To chyba na weselu w Siematyczach.
Przegrzanie murowane ale zasady zachowane.
Nigdy krotki rekawek, chyba ze majac na mysli garnitur myslisz o sportowym letnim (lnianym) zestawie badz samej (sportowe)j
Nie ma wielkiego znaczenia, jednak do klasycznego black tie gladkie i biale, do reszty gladkie niekoniecznie biale, pozniej reszta.
Garniaki sa wizytowe i sa zwykle biznesowe, material, cena, faktura.
1. Bo taka jest generalna zasada. Ale to się tyczy oficjalnych uroczystości i okazji, klimatyzowanych biur, sal koncertowych lub bankietowych, gdzie jaśnie pan nie będzie przecież tańczył jak pospólstwo, a jedynie zabawiał rozmową i delektował się daniami przy stole ;) Na "wiejskich zabawach" (bez obrazy - to nie miało być pejoratywne; chodzi mi po prostu o takie typowe zwykłe potańcówki, studniówki, wesela etc.) można, a wręcz należy.

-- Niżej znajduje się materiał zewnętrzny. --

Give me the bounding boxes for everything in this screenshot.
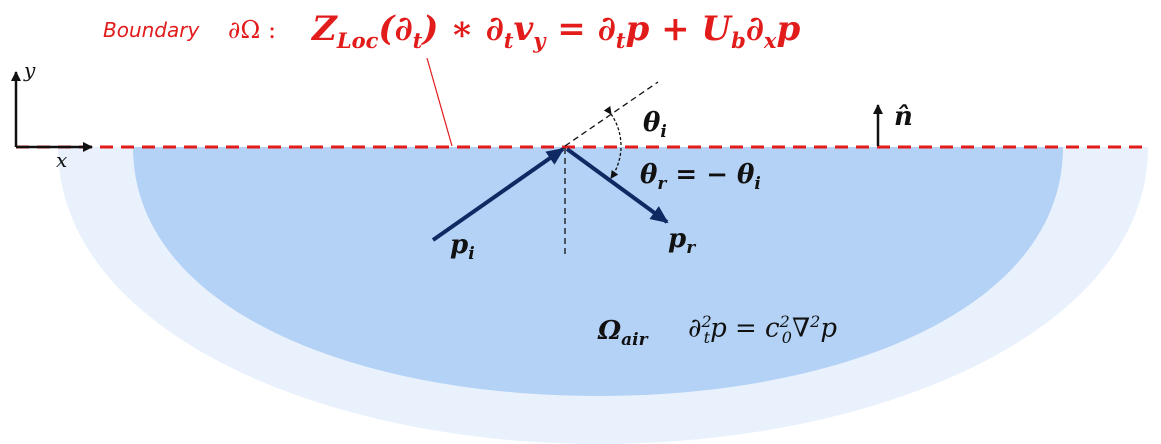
air-domain-region — [133, 147, 1063, 396]
normal-vector-label: n̂ — [894, 102, 913, 132]
incident-angle-label: θi — [643, 108, 667, 143]
y-axis-label: y — [24, 58, 36, 82]
boundary-symbol: ∂Ω : — [228, 16, 277, 44]
reflected-angle-label: θr = − θi — [640, 160, 761, 195]
x-axis-label: x — [56, 148, 68, 172]
air-domain-label: Ωair — [598, 316, 648, 351]
boundary-equation: ZLoc(∂t) ∗ ∂tvy = ∂tp + Ub∂xp — [312, 9, 801, 53]
callout-leader-line — [426, 57, 453, 147]
incident-extension-dashed — [564, 81, 659, 147]
incident-angle-arc — [603, 105, 622, 147]
reflected-wave-label: pr — [668, 224, 696, 259]
reflected-angle-arc — [610, 147, 622, 179]
boundary-label: Boundary — [103, 18, 200, 42]
reflected-wave-arrow — [565, 147, 669, 224]
wave-equation: ∂2tp = c20∇2p — [688, 312, 837, 347]
incident-wave-label: pi — [450, 230, 475, 265]
incident-wave-arrow — [431, 147, 565, 242]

2. Jak wyżej - generalną zasadę znasz, a na "wiejskich zabawach" na krótki rękaw mało kto zwróci uwagę. Kamizelka nie ma nic do rzeczy.
3. Może być ze wzorkiem, ale jako zasadę należy przyjąć, że spośród trzech elementów: garnitur, koszula, krawat, tylko jeden jest wzorzysty, reszta gładka. Oczywiście jeżeli znów pozwolić sobie na ustępstwo - świat się nie zawali ani nikomu krzywda nie stanie :)
4. Jasny (beż, popiel, szary) - w dzień, na słońce, jakieś nieoficjalne spotkania, brunche, lunche etc.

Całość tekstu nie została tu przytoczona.